The heads of Germany’s powerful car companies and automotive suppliers are meeting on Tuesday evening with Angela Merkel’s government to discuss the shaky state of the car sector and what the government needs to do to shore it up in the wake of coronavirus slowdown and ongoing lack of global demand.
The topic of support, in the form of subsidies for fossil-fuel cars, is high on the agenda. The government decided against funding buyer premiums on petrol and diesel cars as part of their stimulus package earlier this year, instead opting to support the switch to greener mobility by increasing subsidies on electric and hybrid vehicles.
However, calls are growing for buyers subsidies on internal-combustion-engine (ICE) vehicles too, with many politicians saying it is essential in order to help industry out of its doldrums.
Transport minister Andreas Scheuer, who is demanding a buyers’ premium for internal-combustion cars during the transition to e-cars, told German public radio (DLF) today that the government must support the car industry and prevent massive job losses.
“There are stockpiles of modern cars; they must leave the car lots,” Scheuer said. “Combustion engines should not be a taboo topic.”
Markus Söder, state leader of Bavaria, which is home to BMW (BMW.DE) and Audi (NSU.DE), has demanded more support from Berlin for the industry — for combustion-engine cars too. “And we need an offer for the hundreds of thousands of jobs in the classic [combustion engine] branch,” Söder told ZDF television.
Many car industry workers are still on short-time hours, or Kurzarbeit as the German job retention scheme is called, but Söder warned that it could come to a situation of mass layoffs.
Merkel, however, suggested last week that she was against buyer premiums for fossil-fuel cars, noting that the overall cut in sales tax in the current stimulus package already lowered the price of ICE cars, and she did not see any need for additional measures.
A study by the German Economic Institute this week said that the auto industry, which employs 936,000 people directly and indirectly, is no longer the locomotive driving the German economy.
Even before the COVID-19 pandemic hit, the car industry had been struggling with overcapacity due to slowing global demand.

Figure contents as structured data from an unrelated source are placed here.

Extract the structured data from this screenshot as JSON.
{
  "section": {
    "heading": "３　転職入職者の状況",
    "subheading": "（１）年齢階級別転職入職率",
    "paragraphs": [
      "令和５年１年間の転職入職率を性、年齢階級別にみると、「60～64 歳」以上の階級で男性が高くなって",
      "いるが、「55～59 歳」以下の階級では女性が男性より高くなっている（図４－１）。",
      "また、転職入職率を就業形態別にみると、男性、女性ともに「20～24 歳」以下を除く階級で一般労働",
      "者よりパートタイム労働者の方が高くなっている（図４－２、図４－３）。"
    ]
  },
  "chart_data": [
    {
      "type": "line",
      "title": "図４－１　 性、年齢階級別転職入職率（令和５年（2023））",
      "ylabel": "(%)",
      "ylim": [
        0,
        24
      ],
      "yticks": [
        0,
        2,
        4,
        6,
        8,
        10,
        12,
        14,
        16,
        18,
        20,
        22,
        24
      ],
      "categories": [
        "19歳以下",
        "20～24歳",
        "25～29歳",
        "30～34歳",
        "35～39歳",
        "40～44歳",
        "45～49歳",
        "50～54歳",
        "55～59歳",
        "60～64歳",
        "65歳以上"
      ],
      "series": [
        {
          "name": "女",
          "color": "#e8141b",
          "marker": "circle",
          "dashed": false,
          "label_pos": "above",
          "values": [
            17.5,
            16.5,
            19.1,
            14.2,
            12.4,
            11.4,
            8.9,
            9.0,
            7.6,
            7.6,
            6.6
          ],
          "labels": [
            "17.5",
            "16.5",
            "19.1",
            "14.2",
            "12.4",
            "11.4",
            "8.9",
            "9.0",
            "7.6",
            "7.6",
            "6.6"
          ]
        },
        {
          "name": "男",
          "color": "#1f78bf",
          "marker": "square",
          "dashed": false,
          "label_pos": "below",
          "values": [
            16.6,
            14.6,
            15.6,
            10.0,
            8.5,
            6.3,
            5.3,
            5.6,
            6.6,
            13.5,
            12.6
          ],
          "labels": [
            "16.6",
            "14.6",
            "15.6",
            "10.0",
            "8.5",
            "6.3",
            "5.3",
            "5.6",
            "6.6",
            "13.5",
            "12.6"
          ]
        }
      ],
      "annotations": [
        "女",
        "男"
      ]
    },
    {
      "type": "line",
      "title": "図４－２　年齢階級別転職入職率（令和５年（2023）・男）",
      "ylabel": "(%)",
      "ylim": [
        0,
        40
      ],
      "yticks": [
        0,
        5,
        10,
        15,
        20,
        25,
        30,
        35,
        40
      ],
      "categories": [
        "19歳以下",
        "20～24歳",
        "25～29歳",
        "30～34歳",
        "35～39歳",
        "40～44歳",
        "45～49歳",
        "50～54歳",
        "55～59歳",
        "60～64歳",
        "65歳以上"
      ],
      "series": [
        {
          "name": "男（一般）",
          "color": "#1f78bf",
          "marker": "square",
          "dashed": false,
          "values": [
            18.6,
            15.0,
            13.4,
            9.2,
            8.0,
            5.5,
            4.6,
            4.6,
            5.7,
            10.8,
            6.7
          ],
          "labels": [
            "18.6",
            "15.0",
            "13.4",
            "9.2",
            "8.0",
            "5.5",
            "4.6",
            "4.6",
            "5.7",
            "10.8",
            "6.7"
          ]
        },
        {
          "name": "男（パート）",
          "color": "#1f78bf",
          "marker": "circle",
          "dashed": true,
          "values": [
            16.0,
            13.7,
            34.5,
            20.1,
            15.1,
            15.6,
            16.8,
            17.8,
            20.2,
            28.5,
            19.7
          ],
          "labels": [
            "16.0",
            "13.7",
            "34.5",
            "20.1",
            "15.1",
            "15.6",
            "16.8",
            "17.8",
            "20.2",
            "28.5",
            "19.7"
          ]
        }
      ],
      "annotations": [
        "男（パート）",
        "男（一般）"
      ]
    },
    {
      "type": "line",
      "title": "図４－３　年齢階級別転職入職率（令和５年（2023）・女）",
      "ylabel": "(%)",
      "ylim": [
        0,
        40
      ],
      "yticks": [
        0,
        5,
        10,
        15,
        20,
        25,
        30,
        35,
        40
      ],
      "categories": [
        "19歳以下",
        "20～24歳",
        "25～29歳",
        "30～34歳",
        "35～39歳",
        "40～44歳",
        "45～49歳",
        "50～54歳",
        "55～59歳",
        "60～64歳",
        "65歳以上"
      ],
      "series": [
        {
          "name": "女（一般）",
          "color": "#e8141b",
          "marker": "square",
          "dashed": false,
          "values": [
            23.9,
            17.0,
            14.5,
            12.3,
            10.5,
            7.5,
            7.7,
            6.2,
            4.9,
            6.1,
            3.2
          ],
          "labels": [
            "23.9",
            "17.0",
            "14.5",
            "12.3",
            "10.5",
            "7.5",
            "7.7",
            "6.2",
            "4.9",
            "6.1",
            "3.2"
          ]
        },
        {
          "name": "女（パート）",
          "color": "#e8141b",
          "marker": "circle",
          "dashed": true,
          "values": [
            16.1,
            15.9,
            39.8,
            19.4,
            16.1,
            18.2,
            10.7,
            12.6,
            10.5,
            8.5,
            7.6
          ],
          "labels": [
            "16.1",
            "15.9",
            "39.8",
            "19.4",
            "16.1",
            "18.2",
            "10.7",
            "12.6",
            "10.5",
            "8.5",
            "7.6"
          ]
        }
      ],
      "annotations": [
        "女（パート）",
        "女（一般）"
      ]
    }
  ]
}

Brexit, the US-China trade war, new EU emissions regulations, and billions in investment to start manufacturing battery powered vehicles were all weighing on the sector.
Economics minister Peter Altmaier will lay out how the government intends to allocate the €2bn ($3.2bn, £2.4bn) that it has earmarked as stimulus for the automotive industry. According to Spiegel magazine, that money will also be funnelled to suppliers as well as manufacturers.